= Eliezer Greenberg =

American poet (1896–1977)

Eliezer Greenberg (December 13, 1896 – June 2, 1977) was a Bessarabian-born Jewish-American Yiddish poet and literary critic.

== Life ==
Greenberg was born on December 13, 1896, in Lipcani, Russian Empire, the son of Ezekiel Greenberg and Ethel Haselov.

Greenberg attended a religious primary school and studied under Haskalah follower Itsik Shkolnik. He also studied secular subjects. His teachers included townsmen and writers Eliezer Steinbarg, Jacob Sternberg, and Moyshe Altman. He immigrated to America in 1913, initially living in Boston then in Brockton. He worked in a leather workshop at that time.
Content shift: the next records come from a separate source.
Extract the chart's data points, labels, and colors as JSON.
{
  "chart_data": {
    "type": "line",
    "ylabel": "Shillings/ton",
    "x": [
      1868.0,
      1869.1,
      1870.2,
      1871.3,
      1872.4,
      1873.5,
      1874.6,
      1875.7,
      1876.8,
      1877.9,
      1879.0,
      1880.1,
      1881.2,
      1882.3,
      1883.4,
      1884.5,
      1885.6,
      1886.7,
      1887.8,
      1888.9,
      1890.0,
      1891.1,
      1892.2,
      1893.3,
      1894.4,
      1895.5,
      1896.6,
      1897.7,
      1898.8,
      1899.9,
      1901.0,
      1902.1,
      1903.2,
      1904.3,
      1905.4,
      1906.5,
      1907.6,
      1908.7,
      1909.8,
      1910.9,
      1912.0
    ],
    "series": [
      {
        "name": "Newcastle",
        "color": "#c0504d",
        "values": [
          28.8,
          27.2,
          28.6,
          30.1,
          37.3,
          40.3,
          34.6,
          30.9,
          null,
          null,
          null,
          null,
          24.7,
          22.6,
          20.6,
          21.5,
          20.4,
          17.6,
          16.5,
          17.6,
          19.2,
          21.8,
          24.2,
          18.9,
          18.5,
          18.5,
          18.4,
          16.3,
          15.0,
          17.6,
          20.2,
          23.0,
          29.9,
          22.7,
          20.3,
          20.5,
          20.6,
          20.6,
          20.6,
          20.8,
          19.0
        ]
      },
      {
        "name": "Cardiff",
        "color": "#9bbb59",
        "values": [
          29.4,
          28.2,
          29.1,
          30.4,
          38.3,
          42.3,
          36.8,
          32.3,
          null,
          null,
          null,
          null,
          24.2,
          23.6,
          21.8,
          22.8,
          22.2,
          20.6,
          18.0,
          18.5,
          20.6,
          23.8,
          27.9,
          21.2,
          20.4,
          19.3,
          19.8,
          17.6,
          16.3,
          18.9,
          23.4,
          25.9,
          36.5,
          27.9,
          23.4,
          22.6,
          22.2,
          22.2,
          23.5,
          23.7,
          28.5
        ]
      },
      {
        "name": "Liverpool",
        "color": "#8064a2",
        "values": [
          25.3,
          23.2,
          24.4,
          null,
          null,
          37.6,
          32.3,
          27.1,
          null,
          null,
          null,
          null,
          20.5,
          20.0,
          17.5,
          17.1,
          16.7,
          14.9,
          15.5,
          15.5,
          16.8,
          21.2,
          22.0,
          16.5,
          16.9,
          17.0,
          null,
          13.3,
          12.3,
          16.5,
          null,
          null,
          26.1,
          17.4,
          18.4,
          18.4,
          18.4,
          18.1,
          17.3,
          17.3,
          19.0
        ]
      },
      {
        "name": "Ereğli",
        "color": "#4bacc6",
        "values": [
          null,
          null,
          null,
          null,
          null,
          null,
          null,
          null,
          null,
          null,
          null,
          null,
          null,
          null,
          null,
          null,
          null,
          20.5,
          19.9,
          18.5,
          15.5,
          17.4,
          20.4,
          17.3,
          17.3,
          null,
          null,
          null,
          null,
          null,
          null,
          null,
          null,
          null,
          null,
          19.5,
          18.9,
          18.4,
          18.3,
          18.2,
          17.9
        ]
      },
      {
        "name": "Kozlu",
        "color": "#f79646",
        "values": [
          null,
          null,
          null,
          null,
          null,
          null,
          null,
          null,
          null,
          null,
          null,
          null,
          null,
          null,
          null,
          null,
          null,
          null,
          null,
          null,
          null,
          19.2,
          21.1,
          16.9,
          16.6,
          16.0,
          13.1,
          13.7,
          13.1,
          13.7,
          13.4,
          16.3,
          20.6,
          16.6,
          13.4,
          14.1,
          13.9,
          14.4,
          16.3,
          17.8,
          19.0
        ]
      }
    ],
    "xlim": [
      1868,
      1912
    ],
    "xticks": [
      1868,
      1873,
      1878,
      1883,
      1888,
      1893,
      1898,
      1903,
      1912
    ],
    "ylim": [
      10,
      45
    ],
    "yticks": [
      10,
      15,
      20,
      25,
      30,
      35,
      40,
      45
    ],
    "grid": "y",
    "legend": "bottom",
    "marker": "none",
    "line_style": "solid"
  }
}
In 1921, he began studying in the University of Michigan in Ann Arbor and worked as a teacher in Jewish schools. He settled in New York City in 1927. His writings first appeared in 1919 in Jacob Marinoff's Der Groyser Kundes and in Di Naye Velt. He then published his songs, poems, and essays in multiple publications.

Greenberg's earliest works dealt with New York City, both the architectural wonders of the Woolworth Building and the Brooklyn Bridge and the abject poverty of the tenements and workers. He especially focused on the latter during the Great Depression. In the years after the Holocaust, he wrote about the tragedy and destruction of the European Jewish community, including of his native city of Lipcani he maintained affectionate memories of, and of the decline of Yiddish culture in America. He wrote critical studies about Yiddish poets Moyshe-Leyb Halpern, Jacob Glatstein, and H. Leivick. From 1945 to 1949, he and Elias Schulman edited the literary magazine Getseltn, which included works from a wide range of Yiddish poets.
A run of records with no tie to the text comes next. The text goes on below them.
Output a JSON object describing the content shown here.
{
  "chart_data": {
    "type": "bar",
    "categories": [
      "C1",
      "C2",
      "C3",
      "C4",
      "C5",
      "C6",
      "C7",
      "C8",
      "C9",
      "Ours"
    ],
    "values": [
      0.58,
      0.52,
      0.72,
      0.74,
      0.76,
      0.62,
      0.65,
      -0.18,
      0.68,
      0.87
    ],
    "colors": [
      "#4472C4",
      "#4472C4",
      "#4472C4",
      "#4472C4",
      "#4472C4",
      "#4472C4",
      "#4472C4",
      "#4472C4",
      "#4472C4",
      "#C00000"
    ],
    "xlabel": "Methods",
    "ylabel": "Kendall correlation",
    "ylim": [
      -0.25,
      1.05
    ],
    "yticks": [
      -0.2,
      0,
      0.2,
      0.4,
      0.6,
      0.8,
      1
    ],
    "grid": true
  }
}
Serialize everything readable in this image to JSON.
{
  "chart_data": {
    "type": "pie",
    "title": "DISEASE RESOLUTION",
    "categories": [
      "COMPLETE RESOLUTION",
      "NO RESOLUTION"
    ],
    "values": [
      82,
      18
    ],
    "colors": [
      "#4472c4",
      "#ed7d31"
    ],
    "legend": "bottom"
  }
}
Greenberg published his first volume of Yiddish poetry, Gasn un Evenyus (Streets and Avenues) in 1928. This was followed by Fun Umetum (From Everywhere) in 1934, Fisherdorf (Fishing Village) in 1938, Di Lange Nakht (The Long Night) in 1946, Baynakhtiker Dialog (Night Dialogue), Eybiker Dorsht (Eternal Thirst) in 1968, and Gedenkshaft (Memorabilia) in 1974. He and Irving Howe edited several anthologies of translations from Yiddish to English, including A Treasury of Yiddish Stories in 1954, Five Yiddish Poets in 1962, A Treasury of Yiddish Poetry in 1969, Voices From the Yiddish in 1972, Yiddish Stories Old and New in 1974, Selected Stories of I.L. Peretz in 1974, and Ashes Out of Hope in 1977. The latter work included fiction by Soviet Yiddish writers.
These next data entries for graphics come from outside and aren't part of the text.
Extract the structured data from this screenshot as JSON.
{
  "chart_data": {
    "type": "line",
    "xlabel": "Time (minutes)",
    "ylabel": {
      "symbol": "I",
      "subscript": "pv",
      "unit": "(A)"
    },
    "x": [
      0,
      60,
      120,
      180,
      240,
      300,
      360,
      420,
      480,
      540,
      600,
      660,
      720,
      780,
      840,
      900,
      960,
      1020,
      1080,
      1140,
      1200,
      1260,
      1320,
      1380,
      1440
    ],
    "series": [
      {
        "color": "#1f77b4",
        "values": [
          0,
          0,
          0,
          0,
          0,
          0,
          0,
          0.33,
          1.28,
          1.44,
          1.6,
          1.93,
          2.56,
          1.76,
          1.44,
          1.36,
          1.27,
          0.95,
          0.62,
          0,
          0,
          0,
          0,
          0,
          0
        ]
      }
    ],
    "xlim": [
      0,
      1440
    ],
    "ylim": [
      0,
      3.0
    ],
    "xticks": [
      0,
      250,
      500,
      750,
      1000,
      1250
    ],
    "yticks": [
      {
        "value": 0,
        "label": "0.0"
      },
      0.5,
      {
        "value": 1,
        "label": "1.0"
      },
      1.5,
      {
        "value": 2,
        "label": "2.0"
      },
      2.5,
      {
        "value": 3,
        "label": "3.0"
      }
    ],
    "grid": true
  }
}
Greenberg received the Harry Kovner Award for Yiddish Poetry from the Jewish Book Council in 1953, the Jewish Book Council of America Award for Poetry in 1954, and the Jacob Fichman Poetry Prize from the Union of Bessarabian Jews in Israel in 1967. He was director of Yiddish Press Relations for the American Jewish Committee, a founder and vice-president of the Yiddish PEN Club, and a member of the Workmen's Circle and the I. L. Peretz Yiddish Writers Union. In 1926, he married Eva Brown.

Greenberg died in the Cabrini Health Care Center from a long illness on June 2, 1977.